NY judge sentences bin Laden secretary to life
A former personal secretary to Osama bin Laden got a strong rebuke from a judge on Tuesday as he was sentenced to life in prison for a second time after claiming the Sept. 11 attacks and Superstorm Sandy were "God's punishment" for injustice by the United States against him and others, AP reported.
"You, sir, in my judgment, are a committed terrorist who has betrayed his country," U.S. District Judge Lewis A. Kaplan told Wadih El-Hage after listening to the claims of the Lebanese-born man who became a U.S. citizen.
El-Hage said he was treated unjustly before his 2001 conviction in the August 1998 bombings of two U.S. embassies in Africa. The attacks killed 224 people, including a dozen Americans.

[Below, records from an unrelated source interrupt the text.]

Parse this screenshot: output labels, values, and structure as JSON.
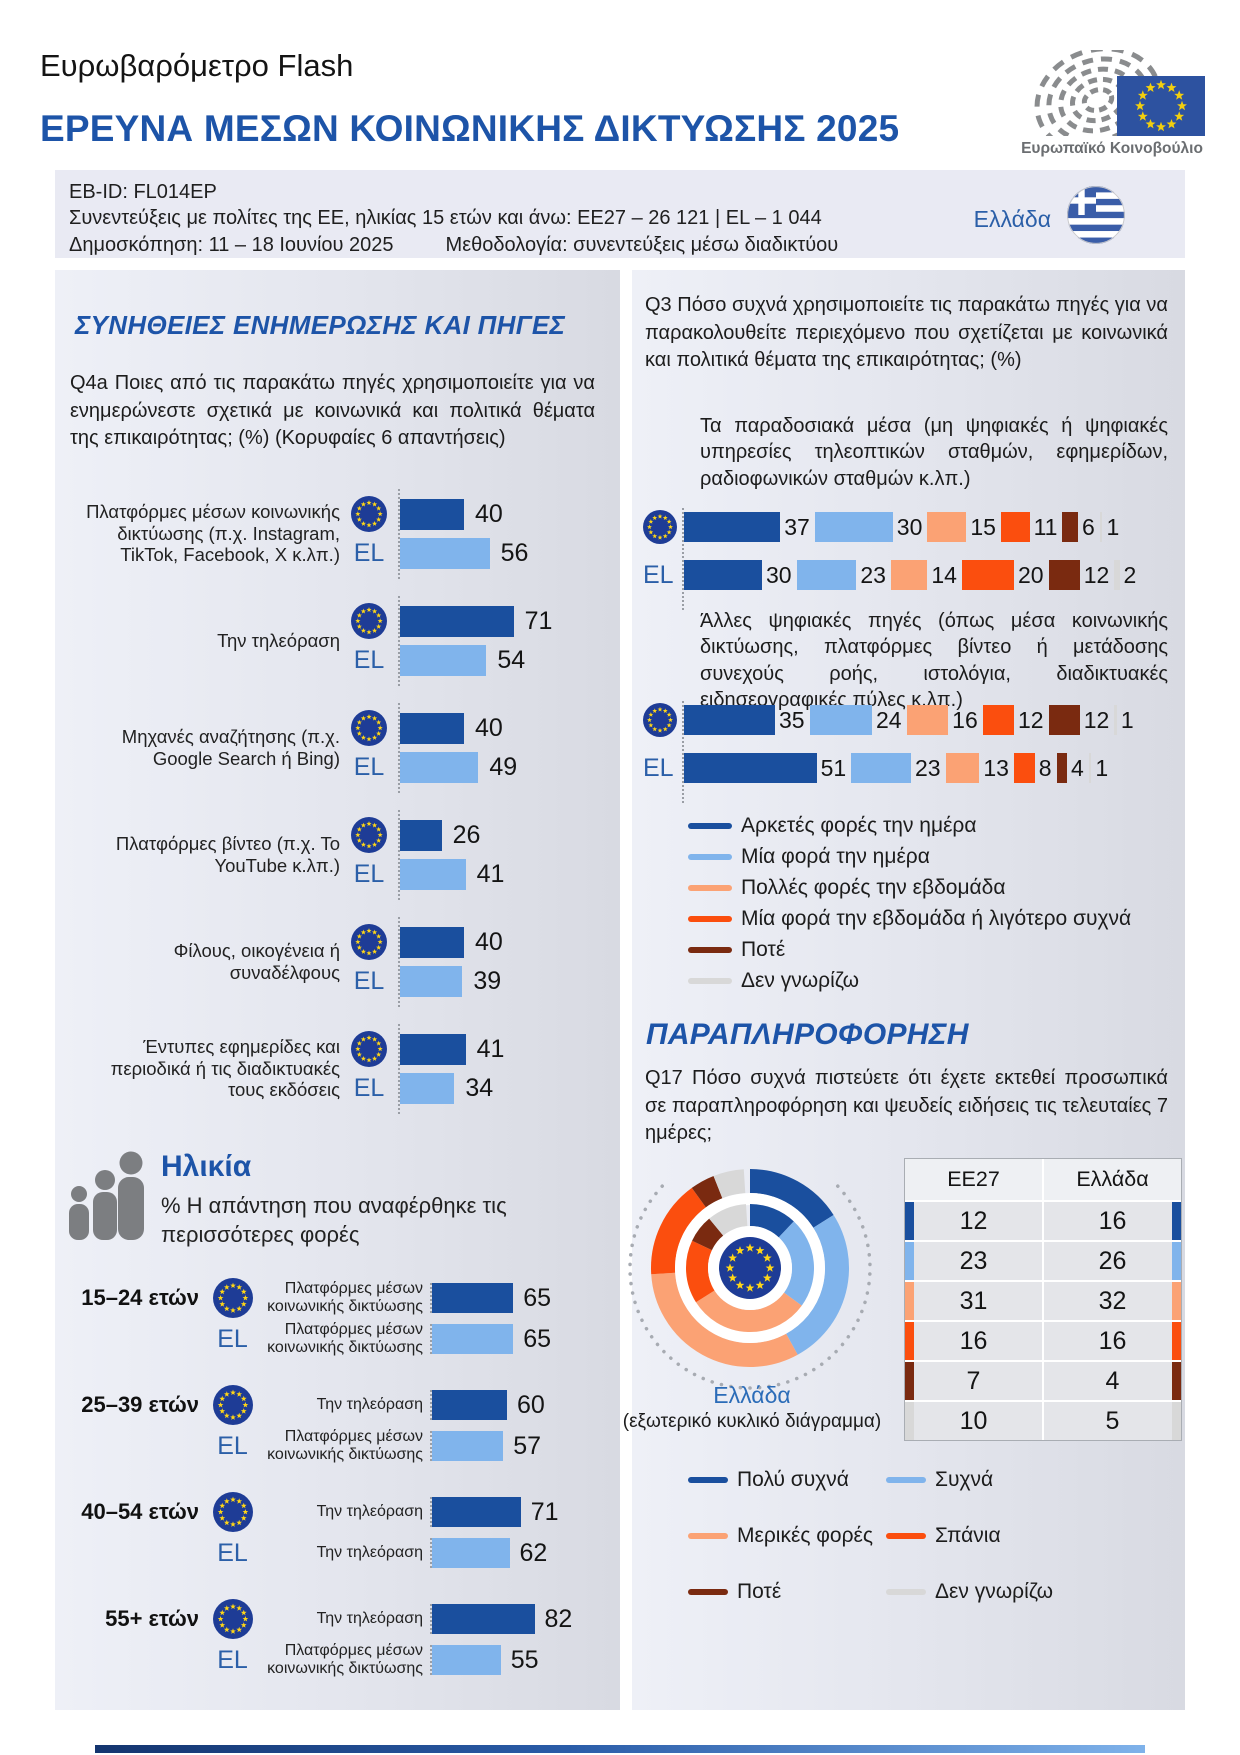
{
  "header": {
    "eyebrow": "Ευρωβαρόμετρο Flash",
    "title": "ΕΡΕΥΝΑ ΜΕΣΩΝ ΚΟΙΝΩΝΙΚΗΣ ΔΙΚΤΥΩΣΗΣ 2025",
    "logo_caption": "Ευρωπαϊκό Κοινοβούλιο"
  },
  "meta": {
    "eb_id": "EB-ID: FL014EP",
    "sample": "Συνεντεύξεις με πολίτες της ΕΕ, ηλικίας 15 ετών και άνω: ΕΕ27 – 26 121 | EL – 1 044",
    "fieldwork": "Δημοσκόπηση: 11 – 18 Ιουνίου 2025",
    "methodology": "Μεθοδολογία: συνεντεύξεις μέσω διαδικτύου",
    "country": "Ελλάδα"
  },
  "left_panel": {
    "section_title": "ΣΥΝΗΘΕΙΕΣ ΕΝΗΜΕΡΩΣΗΣ ΚΑΙ ΠΗΓΕΣ",
    "question": "Q4a Ποιες από τις παρακάτω πηγές χρησιμοποιείτε για να ενημερώνεστε σχετικά με κοινωνικά και πολιτικά θέματα της επικαιρότητας; (%) (Κορυφαίες 6 απαντήσεις)",
    "age_title": "Ηλικία",
    "age_subtitle": "% Η απάντηση που αναφέρθηκε τις περισσότερες φορές"
  },
  "right_panel": {
    "question_q3": "Q3 Πόσο συχνά χρησιμοποιείτε τις παρακάτω πηγές για να παρακολουθείτε περιεχόμενο που σχετίζεται με κοινωνικά και πολιτικά θέματα της επικαιρότητας; (%)",
    "section_title": "ΠΑΡΑΠΛΗΡΟΦΟΡΗΣΗ",
    "question_q17": "Q17 Πόσο συχνά πιστεύετε ότι έχετε εκτεθεί προσωπικά σε παραπληροφόρηση και ψευδείς ειδήσεις τις τελευταίες 7 ημέρες;",
    "donut_label_country": "Ελλάδα",
    "donut_label_note": "(εξωτερικό κυκλικό διάγραμμα)"
  },
  "palette": {
    "eu_dark": "#1a4f9e",
    "el_light": "#80b4ec",
    "title_blue": "#1d54a8",
    "scale_colors": [
      "#1a4f9e",
      "#80b4ec",
      "#fba274",
      "#fb4e0e",
      "#7a2a10",
      "#d8d8d8"
    ]
  },
  "chart_data": [
    {
      "id": "q4a_top_sources",
      "type": "bar",
      "orientation": "horizontal",
      "unit": "%",
      "categories": [
        "Πλατφόρμες μέσων κοινωνικής δικτύωσης (π.χ. Instagram, TikTok, Facebook, X κ.λπ.)",
        "Την τηλεόραση",
        "Μηχανές αναζήτησης (π.χ. Google Search ή Bing)",
        "Πλατφόρμες βίντεο (π.χ. Το YouTube κ.λπ.)",
        "Φίλους, οικογένεια ή συναδέλφους",
        "Έντυπες εφημερίδες και περιοδικά ή τις διαδικτυακές τους εκδόσεις"
      ],
      "series": [
        {
          "name": "ΕΕ27",
          "values": [
            40,
            71,
            40,
            26,
            40,
            41
          ]
        },
        {
          "name": "EL",
          "values": [
            56,
            54,
            49,
            41,
            39,
            34
          ]
        }
      ],
      "xlim": [
        0,
        100
      ]
    },
    {
      "id": "q3_traditional",
      "type": "stacked_bar",
      "subtitle": "Τα παραδοσιακά μέσα (μη ψηφιακές ή ψηφιακές υπηρεσίες τηλεοπτικών σταθμών, εφημερίδων, ραδιοφωνικών σταθμών κ.λπ.)",
      "legend": [
        "Αρκετές φορές την ημέρα",
        "Μία φορά την ημέρα",
        "Πολλές φορές την εβδομάδα",
        "Μία φορά την εβδομάδα ή λιγότερο συχνά",
        "Ποτέ",
        "Δεν γνωρίζω"
      ],
      "rows": [
        {
          "name": "ΕΕ27",
          "values": [
            37,
            30,
            15,
            11,
            6,
            1
          ]
        },
        {
          "name": "EL",
          "values": [
            30,
            23,
            14,
            20,
            12,
            2
          ]
        }
      ]
    },
    {
      "id": "q3_digital",
      "type": "stacked_bar",
      "subtitle": "Άλλες ψηφιακές πηγές (όπως μέσα κοινωνικής δικτύωσης, πλατφόρμες βίντεο ή μετάδοσης συνεχούς ροής, ιστολόγια, διαδικτυακές ειδησεογραφικές πύλες κ.λπ.)",
      "legend": [
        "Αρκετές φορές την ημέρα",
        "Μία φορά την ημέρα",
        "Πολλές φορές την εβδομάδα",
        "Μία φορά την εβδομάδα ή λιγότερο συχνά",
        "Ποτέ",
        "Δεν γνωρίζω"
      ],
      "rows": [
        {
          "name": "ΕΕ27",
          "values": [
            35,
            24,
            16,
            12,
            12,
            1
          ]
        },
        {
          "name": "EL",
          "values": [
            51,
            23,
            13,
            8,
            4,
            1
          ]
        }
      ]
    },
    {
      "id": "q4a_by_age",
      "type": "bar",
      "orientation": "horizontal",
      "unit": "%",
      "rows": [
        {
          "age": "15–24 ετών",
          "eu": {
            "label": "Πλατφόρμες μέσων κοινωνικής δικτύωσης",
            "value": 65
          },
          "el": {
            "label": "Πλατφόρμες μέσων κοινωνικής δικτύωσης",
            "value": 65
          }
        },
        {
          "age": "25–39 ετών",
          "eu": {
            "label": "Την τηλεόραση",
            "value": 60
          },
          "el": {
            "label": "Πλατφόρμες μέσων κοινωνικής δικτύωσης",
            "value": 57
          }
        },
        {
          "age": "40–54 ετών",
          "eu": {
            "label": "Την τηλεόραση",
            "value": 71
          },
          "el": {
            "label": "Την τηλεόραση",
            "value": 62
          }
        },
        {
          "age": "55+ ετών",
          "eu": {
            "label": "Την τηλεόραση",
            "value": 82
          },
          "el": {
            "label": "Πλατφόρμες μέσων κοινωνικής δικτύωσης",
            "value": 55
          }
        }
      ]
    },
    {
      "id": "q17_exposure",
      "type": "donut",
      "legend": [
        "Πολύ συχνά",
        "Συχνά",
        "Μερικές φορές",
        "Σπάνια",
        "Ποτέ",
        "Δεν γνωρίζω"
      ],
      "table_columns": [
        "ΕΕ27",
        "Ελλάδα"
      ],
      "series": [
        {
          "name": "ΕΕ27",
          "ring": "inner",
          "values": [
            12,
            23,
            31,
            16,
            7,
            10
          ]
        },
        {
          "name": "Ελλάδα",
          "ring": "outer",
          "values": [
            16,
            26,
            32,
            16,
            4,
            5
          ]
        }
      ]
    }
  ]
}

The judge said a life sentence was necessary in part because El-Hage, 52, was "quite likely to engage in or further terrorist activities against this country in this district until your last breath, if you were ever released." He also re-imposed a $33.8 million restitution order, saying $7 million would go to the families of victims and the rest to the U.S. government.
El-Hage was convicted in 2001 of conspiracy and other charges and was sentenced to life in prison. A federal appeals court in Manhattan ordered a resentencing after El-Hage argued that the federal sentencing guidelines under which he was sentenced were no longer mandatory.